By Zak Stone
On May 10, researchers at the Mauna Loa Observatory, an atmospheric monitoring facility, sounded the alarm that carbon dioxide levels in the air had now passed 400 parts per million, an arbitrary marker, but signifying the rapidly growing share of the atmosphere that carbon dioxide is claiming--and getting climate change back into the public debate.
In light of that ignominious achievement, commentators are revisiting what exactly that means for a global population of 7 billion humans, who weren't around 3 million years ago, the last time there was this much carbon dioxide in the atmosphere, and a time of zero arctic ice, higher ocean levels, and much hotter weather. The Guardian spoke with climate change expert Lord Nicholas Stern, who issued some severe warnings about what the future could look like, assuming nothing changes.
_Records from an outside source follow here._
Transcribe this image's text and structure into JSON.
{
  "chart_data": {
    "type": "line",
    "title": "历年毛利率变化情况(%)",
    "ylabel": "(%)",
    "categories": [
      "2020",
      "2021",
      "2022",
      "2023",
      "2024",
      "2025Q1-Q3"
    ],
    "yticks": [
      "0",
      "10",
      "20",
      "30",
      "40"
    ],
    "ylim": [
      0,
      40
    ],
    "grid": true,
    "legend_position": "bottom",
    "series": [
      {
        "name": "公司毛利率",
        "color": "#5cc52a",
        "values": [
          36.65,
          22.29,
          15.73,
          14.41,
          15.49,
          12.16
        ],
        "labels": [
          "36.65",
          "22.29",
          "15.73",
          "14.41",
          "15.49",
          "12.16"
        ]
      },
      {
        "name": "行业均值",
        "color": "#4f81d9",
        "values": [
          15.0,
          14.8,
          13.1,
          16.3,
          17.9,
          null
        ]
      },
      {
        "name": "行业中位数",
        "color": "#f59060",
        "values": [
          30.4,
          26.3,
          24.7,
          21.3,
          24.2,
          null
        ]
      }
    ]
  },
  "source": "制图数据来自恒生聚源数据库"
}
"Hundreds of millions of people will be forced to leave their homelands because their crops and animals will have died. The trouble will come when they try to migrate into new lands, however. That will bring them into armed conflict with people already living there. Nor will it be an occasional occurrence. It could become a permanent feature of life on Earth."
The paper also points out that carbon dioxide is entering the atmosphere faster than ever, at a rate of 2.1 ppm per year, as opposed to 0.7 ppm per year in the 1960s.
Agricultural failure, more conflict, the uprooting of rural people from the land, and no solutions in sight. Happy 400 ppm, everybody.